O enredo coloca em cena as discussões sobre o Ato de Anatomia de 1830, um ponto crucial para o comércio de cadáveres e a formação médica. A narrativa o apresenta como uma batalha entre o cristianismo tradicional e as forças da modernidade, porém não se compromete a apoiar um lado. O lado cristão é retratado de forma negativa, com seu protagonista, Eliot Cowan, revelando-se um hipócrita. Por outro lado, o materialismo é representado através de Sir Robert Peel e dois cirurgiões, que são caricaturas extremas do cientista cínico e do estuprador, respectivamente. Mary Shelley é apresentada como personagem, seu livro aparece algumas vezes em cena, tal como uma representação teatral da obra-prima da escritora, em segundo plano por aqui, haja vista o protagonismo da figura ficcional de Sean Bean. Confrontos políticos, exploração sexual de menores, abuso de poder e outras temáticas gravitam em torno dos 12 episódios, seis em cada temporada, mas a falta de um ritmo mais dinâmico e a necessidade de empacotar tantos personagens imponentes torna o exercício criativo demasiadamente cansativo para o espectador.

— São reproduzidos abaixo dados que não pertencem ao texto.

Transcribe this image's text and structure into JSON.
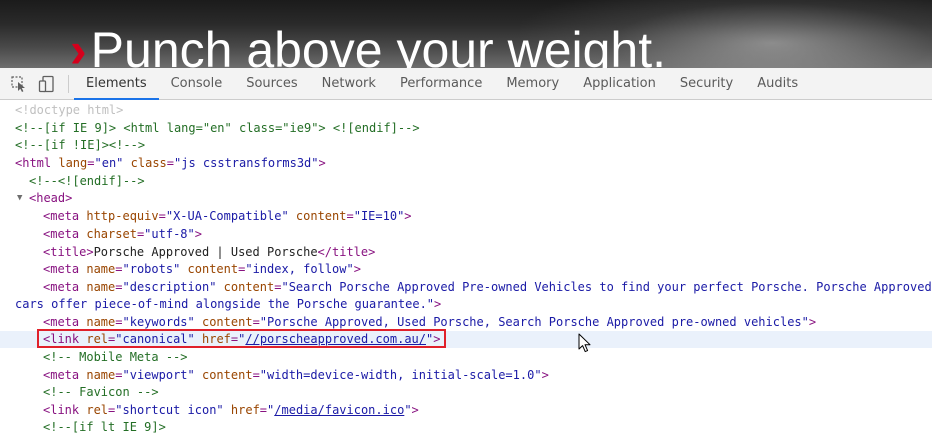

Na primeira temporada, começamos com o protagonista e sua equipe, abismados, ao encontrar um cadáver em decomposição às margens do rio Tâmisa. O bizarro aqui é a percepção de que o corpo é uma montagem feita de partes de várias crianças. Essa descoberta macabra leva Marlott a uma investigação que o coloca no caminho de charlatões, cientistas, religiosos e aristocratas, enquanto lida com suas próprias tragédias pessoais. Sean Bean, um ator de carreira sólida, entrega um desempenho convincente e carismático como o inspetor. Richie Campbell como Nightingale, o parceiro de Marlott, e Vanessa Kirby como Lady Jemima Hervey, uma aristocrata com segredos próprios, também entregam desempenhos dramáticos que complementam bem o protagonista. O roteiro, frequentemente sombrio e introspectivo, destaca a degradação ambiental e social de uma Londres e se preocupa em mostrar o impacto visceral das desigualdades sociais e das condições de vida da época, numa mixagem de realismo associado aos elementos gráficos do horror gótico. Em linhas gerais, o primeiro ano traça um estudo sobre a monstruosidade humana disfarçada de progresso científico, fazendo uma crítica social relevante, mas perdida na quantidade de subtramas que desalinham o ponto nevrálgico da narrativa. Assumida pelo streaming Netflix em seu segundo ano, a produção reinicia alguns pontos do período antecessor e traz o mesmo clima de paranoia, violência e criminalidade, agora voltada aos assassinatos de figuras religiosas, numa aposta dos realizadores em questões que envolvem profanações do ambiente cristão, também consumido pela corrupção e pela ambição de poder.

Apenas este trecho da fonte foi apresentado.